Painting of Ra found inside 3,000-year-old coffin

A painting of the Egyptian sun god Ra has been found inside the coffin of  22nd Dynasty (945‒712 B.C.) priest Ankh-khonsu now at the Harvard Semitic Museum. When conservators opened the lid, they saw the image of the falcon-headed god, partially obscured by blackened resin that was poured over the coffin during the funerary rights, on the interior bottom of the case.

The coffin has been in the museum’s collection for 118 years, so you’d think its contents wouldn’t come as a surprise, but the mummy it once held was removed when it arrived at the museum and the closed coffin has been display most of the time since. It was opened again 30 years ago, but its interior was either not documented or the records were lost.

There was no risk of that happening this time. The coffin was opened in order to digitize it, part of a program to record every detail of the object and create a digital model that will allow museum visitors, the interested public and researchers around the world full access to Ankh-khonsu’s coffin without interfering with its display or conservation environment.

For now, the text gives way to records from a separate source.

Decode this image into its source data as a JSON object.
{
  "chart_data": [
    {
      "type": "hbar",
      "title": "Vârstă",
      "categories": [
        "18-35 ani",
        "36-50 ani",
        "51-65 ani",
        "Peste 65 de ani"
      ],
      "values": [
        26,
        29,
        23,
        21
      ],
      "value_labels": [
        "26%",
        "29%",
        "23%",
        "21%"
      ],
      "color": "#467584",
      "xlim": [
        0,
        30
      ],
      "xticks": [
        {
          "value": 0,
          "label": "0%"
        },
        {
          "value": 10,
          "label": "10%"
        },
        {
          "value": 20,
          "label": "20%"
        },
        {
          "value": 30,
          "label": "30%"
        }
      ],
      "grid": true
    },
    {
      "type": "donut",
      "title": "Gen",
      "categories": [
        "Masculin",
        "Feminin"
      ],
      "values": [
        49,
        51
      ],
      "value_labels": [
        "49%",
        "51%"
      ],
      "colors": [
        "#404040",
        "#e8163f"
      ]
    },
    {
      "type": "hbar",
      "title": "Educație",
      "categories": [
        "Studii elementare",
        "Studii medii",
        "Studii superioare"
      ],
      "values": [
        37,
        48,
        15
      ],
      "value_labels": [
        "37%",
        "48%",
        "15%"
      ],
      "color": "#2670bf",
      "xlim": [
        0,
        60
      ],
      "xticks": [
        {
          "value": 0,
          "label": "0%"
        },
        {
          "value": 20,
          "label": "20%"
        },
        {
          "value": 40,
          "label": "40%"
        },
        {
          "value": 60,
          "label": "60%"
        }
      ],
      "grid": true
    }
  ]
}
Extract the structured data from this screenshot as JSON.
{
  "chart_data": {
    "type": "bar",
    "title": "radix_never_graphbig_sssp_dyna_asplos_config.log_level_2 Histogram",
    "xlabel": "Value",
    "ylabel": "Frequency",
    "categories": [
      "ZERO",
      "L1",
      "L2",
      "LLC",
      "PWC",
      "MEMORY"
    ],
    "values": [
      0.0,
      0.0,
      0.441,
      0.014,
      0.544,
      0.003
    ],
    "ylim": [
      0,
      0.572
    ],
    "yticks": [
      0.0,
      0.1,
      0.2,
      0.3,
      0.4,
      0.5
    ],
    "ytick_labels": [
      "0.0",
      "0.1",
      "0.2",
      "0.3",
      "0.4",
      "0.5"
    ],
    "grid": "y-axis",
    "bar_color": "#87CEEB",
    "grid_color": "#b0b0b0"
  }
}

Despite the uneven texture of the area and the dark coating, Manuelian and his colleagues could see the yellow, orange, and blue painting and the hieroglyphs that read “Ra-Horakhty, the great God, Lord of Heaven” next to the figure.

As part of the project, Manuelian assembled an “all-star cast” of conservators, a professional photographer, and pigment sampling and residue and wood analysis experts to collect information and capture imagery of the coffin materials and adornments. Colleagues came from as far away as University College London and from just down the street at the Harvard Art Museums.

From the hieroglyphics on the coffin we know Ankh-khonsu was a doorkeeper in the Temple of Amun-Ra at Karnak in ancient Thebes (modern-day Luxor). It was a position he inherited from his father Ankh-en-amun. Two other 22nd Dynasty coffins in the museum, a painted wood one belonging to Mut-iy-iy  and a cartonnage one belonging to Pa-di-mut, were also opened, documented and scanned, but their records were more complete so no surprises were found.

Great flukes of history tangent!

The coffin was given to the museum by Theodore M. Davis (1838-1915), a wealthy lawyer, businessman and avid Egyptophile who spent the last 15 years of his life spending winters in Egypt and sponsoring excavations. The digs he funded in the Valley of the Kings unearthed 30 tombs: KV20, the original tomb of Thutmose I, KV43, tomb of Pharaoh Thutmose IV, and KV55, aka the Amarna cache, containing the remains of Pharaoh Akhenaten, among other notable finds.

The first three seasons of Davis’ excavations were conducted by Howard Carter, then the inspector-general of antiquities for Upper Egypt. Despite the many important discoveries his teams had made, Davis wanted more than anything to find an intact royal tomb and he came to believe that the Valley of the Kings, thoroughly plundered and recycled as its tombs had been over the millennia, was “exhausted” of any such treasure. He gave up the exclusive concession to excavate the Valley of the Kings in 1914. Who got it next, you ask? Why, that would be Lord Carnarvon. The rest, as they say, is history. Davis died in 1915 so he never saw his successor and his former dig leader hit the dirtiest of all paydirt when they discovered the untouched tomb of Tutankhamun in 1922 six feet away from where Davis’ last excavation had stopped.